Representatives of Microsoft and Adobe on Tuesday both espoused their companies' love for HTML5 technology at the HTML5 Live conference held within a few blocks of New York's Times Square, even though the vendors offer technologies perceived as HTML5 competitors.
Although Microsoft's Silverlight and Adobe's Flash rich Internet plug-in technologies compete in some ways with HTML5, both vendors reiterated support for the budding Web specification. HTML5 capabilities include video and audio and a host of other functions such as bidirectional Web communications, but HTML5 is also held back by issues such as lack of a standard video codec and a lack of testing tools, so developers will have to encode for multiple video and audio codecs.
Adobe and Microsoft see places for both HTML5 and their own in-house platforms. "It's not the either-or polarized world that the media seems to depict," said Adobe's James Ward, a technical evangelist for Flex.
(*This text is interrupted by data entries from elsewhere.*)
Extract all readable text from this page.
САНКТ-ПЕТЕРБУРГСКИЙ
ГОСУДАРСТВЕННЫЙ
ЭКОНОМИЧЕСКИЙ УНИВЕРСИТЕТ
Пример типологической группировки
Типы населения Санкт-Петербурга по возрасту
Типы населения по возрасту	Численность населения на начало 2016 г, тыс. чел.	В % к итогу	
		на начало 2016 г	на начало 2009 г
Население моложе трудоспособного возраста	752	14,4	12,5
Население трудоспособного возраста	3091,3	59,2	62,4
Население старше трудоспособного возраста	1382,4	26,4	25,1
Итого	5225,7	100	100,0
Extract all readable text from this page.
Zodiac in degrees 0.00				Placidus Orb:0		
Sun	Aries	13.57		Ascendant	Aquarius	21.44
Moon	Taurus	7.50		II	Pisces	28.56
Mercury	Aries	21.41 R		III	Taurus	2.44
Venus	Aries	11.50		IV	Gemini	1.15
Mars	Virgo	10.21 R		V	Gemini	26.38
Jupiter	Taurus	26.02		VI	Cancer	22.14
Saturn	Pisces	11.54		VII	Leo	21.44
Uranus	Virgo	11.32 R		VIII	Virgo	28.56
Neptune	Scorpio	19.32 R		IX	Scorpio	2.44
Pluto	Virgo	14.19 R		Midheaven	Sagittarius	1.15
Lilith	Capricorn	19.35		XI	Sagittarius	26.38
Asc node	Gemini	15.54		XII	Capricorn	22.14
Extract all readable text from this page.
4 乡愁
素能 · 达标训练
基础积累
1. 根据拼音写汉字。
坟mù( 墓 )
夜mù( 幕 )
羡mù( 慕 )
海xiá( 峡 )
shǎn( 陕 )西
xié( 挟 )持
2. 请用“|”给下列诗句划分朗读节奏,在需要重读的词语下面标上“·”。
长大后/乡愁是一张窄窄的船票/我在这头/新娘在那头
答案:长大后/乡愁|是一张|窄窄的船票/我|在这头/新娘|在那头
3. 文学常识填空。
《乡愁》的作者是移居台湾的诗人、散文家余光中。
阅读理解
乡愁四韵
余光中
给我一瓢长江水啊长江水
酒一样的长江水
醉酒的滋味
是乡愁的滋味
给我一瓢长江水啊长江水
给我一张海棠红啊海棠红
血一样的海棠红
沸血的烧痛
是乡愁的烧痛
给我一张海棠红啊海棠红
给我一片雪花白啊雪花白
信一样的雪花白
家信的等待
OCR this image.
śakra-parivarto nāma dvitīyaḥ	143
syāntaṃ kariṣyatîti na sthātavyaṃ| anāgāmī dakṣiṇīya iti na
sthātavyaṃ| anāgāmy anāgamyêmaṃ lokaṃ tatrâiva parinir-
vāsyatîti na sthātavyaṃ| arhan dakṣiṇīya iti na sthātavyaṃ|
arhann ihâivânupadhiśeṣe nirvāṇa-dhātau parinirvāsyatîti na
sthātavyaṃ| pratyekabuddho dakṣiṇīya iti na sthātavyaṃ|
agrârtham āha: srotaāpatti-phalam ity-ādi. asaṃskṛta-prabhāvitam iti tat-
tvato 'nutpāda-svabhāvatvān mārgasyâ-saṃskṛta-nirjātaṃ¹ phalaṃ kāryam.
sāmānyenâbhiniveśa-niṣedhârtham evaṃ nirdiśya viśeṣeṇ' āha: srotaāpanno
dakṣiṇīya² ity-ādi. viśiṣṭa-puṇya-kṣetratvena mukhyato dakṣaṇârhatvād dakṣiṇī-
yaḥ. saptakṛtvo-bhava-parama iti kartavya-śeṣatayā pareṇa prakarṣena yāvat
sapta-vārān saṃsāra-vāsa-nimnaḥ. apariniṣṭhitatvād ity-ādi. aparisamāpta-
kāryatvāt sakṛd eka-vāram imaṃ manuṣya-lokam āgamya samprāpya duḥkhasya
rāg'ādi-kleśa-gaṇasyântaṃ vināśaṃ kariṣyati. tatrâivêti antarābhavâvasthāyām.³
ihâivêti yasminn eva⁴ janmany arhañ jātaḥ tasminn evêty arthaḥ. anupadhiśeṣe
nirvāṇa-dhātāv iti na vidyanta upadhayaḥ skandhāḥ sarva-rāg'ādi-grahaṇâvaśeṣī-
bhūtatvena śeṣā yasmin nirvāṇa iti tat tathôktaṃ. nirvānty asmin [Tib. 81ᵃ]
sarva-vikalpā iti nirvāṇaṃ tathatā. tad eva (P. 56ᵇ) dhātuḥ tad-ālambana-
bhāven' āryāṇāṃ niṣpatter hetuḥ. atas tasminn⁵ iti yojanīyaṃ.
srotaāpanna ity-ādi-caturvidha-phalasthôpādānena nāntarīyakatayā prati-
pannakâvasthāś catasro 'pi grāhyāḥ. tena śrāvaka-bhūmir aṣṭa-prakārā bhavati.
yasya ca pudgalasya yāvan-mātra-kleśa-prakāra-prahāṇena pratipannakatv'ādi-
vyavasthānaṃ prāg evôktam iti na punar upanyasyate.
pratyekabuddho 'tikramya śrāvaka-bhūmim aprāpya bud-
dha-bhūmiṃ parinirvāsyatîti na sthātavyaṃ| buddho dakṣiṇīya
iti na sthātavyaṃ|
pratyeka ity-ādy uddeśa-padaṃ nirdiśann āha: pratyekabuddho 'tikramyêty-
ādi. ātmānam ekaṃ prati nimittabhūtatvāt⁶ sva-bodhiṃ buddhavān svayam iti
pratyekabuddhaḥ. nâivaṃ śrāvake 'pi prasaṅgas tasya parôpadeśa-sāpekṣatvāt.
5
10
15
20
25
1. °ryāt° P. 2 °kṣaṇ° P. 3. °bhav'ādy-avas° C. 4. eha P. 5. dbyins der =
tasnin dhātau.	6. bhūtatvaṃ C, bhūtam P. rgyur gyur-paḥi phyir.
Adobe is looking to make its Flash Player the best player for rich Internet applications, video, and games while also building tools for HTML5 for developers and designers: "We at Adobe love HTML5," he said.
Adobe supports HTML5 in products such as the Dreamweaver Web design software, with backing for HTML5 tags and cascading style sheets (CSS) code-hinting. Adobe's Project Edge serves as a tool for HTML5 animations. Ward also noted the open source Jangaroo project, enabling the conversion of Flash to HTML5.
Microsoft's Rachel Appel, a developer evangelist, echoed Ward's sentiments: "We love HTML5." Microsoft is building HTML5 technologies for its Visual Studio IDE. Visual Studio's Intellisense coding capabilities are being fitted for HTML5. Canvas 2D graphics support from HTML5 is being added to the IDE as well. These incremental technologies are being offered on places such as the CodePlex and MSDN Code Gallery websites.
"HTML is just going to have all these great features and it is going to be the future of the Web," Appel said. She also noted Microsoft's plans to support HTML5 in the Internet Explorer 9 browser. Although Microsoft views HTML5 as its technology for the Web, Silverlight still has a place on desktops and Windows Phone 7, Appel said. Microsoft's positioning of Silverlight vis à vis HTML5 recently created controversy over the fate of the Silverlight platform.
Show sponsor Kaazing touted WebSocket, considered an HTML5 technology even though it is the subject of separate specifications at the W3C and Internet Engineering Task Force. WebSocket provides full duplex and bidirectional communications for Web-enabled devices, particularly browsers, said Kaazing CEO Jonas Jacobi. "The simplest way to think about WebSocket is [as] TCP for the Web," said John Fallows, Kaazing's CTO.
Arthur Barbey, an analyst at Deutsche Bank, expressed interest in WebSocket, HTML5, and the ability to accommodate real-time data. "As a bank it's critical to update our systems, [but] we're still stuck with IE7" at the moment, he said.
Also at the conference, Forrester analyst Jeffrey Hammond said HTML5 is "clearly in our future." The technology offers capabilities such as improved hyperlinking, but HTML is restrained by video codec concerns and a lack of testing tools. (HTML5 has no official video codec.) One codec, H.264, requires licensing and could be subject to "submarine patents" problems, Hammond said. Developers will have to encode for multiple video and audio codecs.
Developers should be using HTML5 doctype today and plan for users who do not have HTML5-enabled browsers, Hammond said. Putting video in Flash is one way to accommodate these users, he said.